Microsoft Internet Explorer
Microsoft is well known for its ability to create attractive, eye-pleasing applications. Moreover, such products are designed for easy use to allow even the most intimidated individual to grasp the basic concepts within a few hours. In this respect, Microsoft has evolved much in the same way as Apple Computer. Consider, for example, the incredible standardization of design that is imposed on products for use in the Microsoft environment. In the Microsoft world, menus must be at least somewhat consistent with general Windows design. Thus, almost any application designed for Microsoft Windows will have a list of menus that can across the top of the program. Three menu choices that you will invariably see are File, Edit and Help (other menu choices that are still very popular but appear less frequently include View, Tools, Format, and so forth). In other words, if you know one Microsoft program, you know them all.
Microsoft has thus created its own standards in a market. Microsoft has revolutionized the PC computing world. Furthermore, because Microsoft products are so popular worldwide, programmers rush to complete applications for use on the Microsoft platform. Moreover, Microsoft has put much effort in to application integration and interoperability. That means an Excel spreadsheet will drop into a Word document, an Access database will interface with a Visual basic program, and so on. All Microsoft products work in an integrated fashion. Microsoft designed its products with components that meet certain criteria. Each of these applications contain building blocks that are recognizable by the remaining applications. Each can call its sister applications through a language that is common to them all. This system gives the user an enormous amount of power.
Unfortunately, however, it also makes for poor security.Internet Explorer was designed with this interoperability in mind. For example, Internet Explorer was more integrated with the Windows operating system than, say, Netscape’s Navigator. Mr. Gates undoubtedly envisioned a browser that would bring the Internet to the user’s desktop in the same manner as it would a local application. In other words, Internet Explorer was designed to bring the Internet to the user in a form that is easy to understand, navigate, control.
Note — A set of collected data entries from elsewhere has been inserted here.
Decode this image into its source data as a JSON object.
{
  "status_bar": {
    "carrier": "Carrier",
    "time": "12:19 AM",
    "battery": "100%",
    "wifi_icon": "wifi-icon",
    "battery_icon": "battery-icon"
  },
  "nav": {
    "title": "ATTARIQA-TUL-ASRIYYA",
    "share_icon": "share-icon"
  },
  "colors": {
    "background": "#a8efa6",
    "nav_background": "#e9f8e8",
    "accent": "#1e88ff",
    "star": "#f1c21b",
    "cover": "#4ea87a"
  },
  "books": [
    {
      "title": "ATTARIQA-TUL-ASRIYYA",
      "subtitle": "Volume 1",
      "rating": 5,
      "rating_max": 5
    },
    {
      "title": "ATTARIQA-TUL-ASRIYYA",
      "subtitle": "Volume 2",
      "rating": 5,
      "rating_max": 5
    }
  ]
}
In a period of less than two weeks in early 1997, Internet Explorer was discovered to have three serious security bugs:
Students at a university in Maryland found that they could embed an icon on a Web page that would launch programs on the client user’s computer. Microsoft posted a public advisory on its WWW site. In it, the company explained: If a hacker took advantage of this security problem, you could see an icon or a graphic in a Web page, which is, in fact, within a regular Window 95 folder of the Web site server or your computer. The hacker could shrink the frame around the icon or graphic so that you would think it was harmless, when in fact it allows you or anyone else to open, copy, or delete the file, or run a program that could, if the author has malicious intent, damage your computer. You can launch the program because the folder bypasses the Internet Explorer security mechanism.
Several sources determined that one could launch programs on the client’s machine by pointing to either a URL or an LNK file.
Folks at A.L. Digital, a London-based firm, determined that Microsoft’s Internet Explorer contained a bug that would allow a malicious Java applet to steal, corrupt, or otherwise alter files on the client’s machine.
Dirk Balfanz and Edward Felten of Princeton University wrote in August 1996: “We have discovered a security flaw in Microsoft’s Internet Explorer browser running under Windows 95. An attacker could exploit the flaw to run any DOS command on the machine of an Explorer user who visits the attacker’s page. For example, the attacker could read, modify, or delete the victim’s files, or insert a virus or backdoor entrance into the victim’s machine”.
The risk represented here is tremendous.
It is clear that, for the moment, Microsoft Internet Explorer is still cutting its teeth in terms of Internet security. What makes the problem especially serious that only those users who are truly security aware receive such information as breaking news. The majority receive such information from third parties, long after holes have been discovered. This is of major concern because nearly all of the holes found in Internet Explorer have been Class A.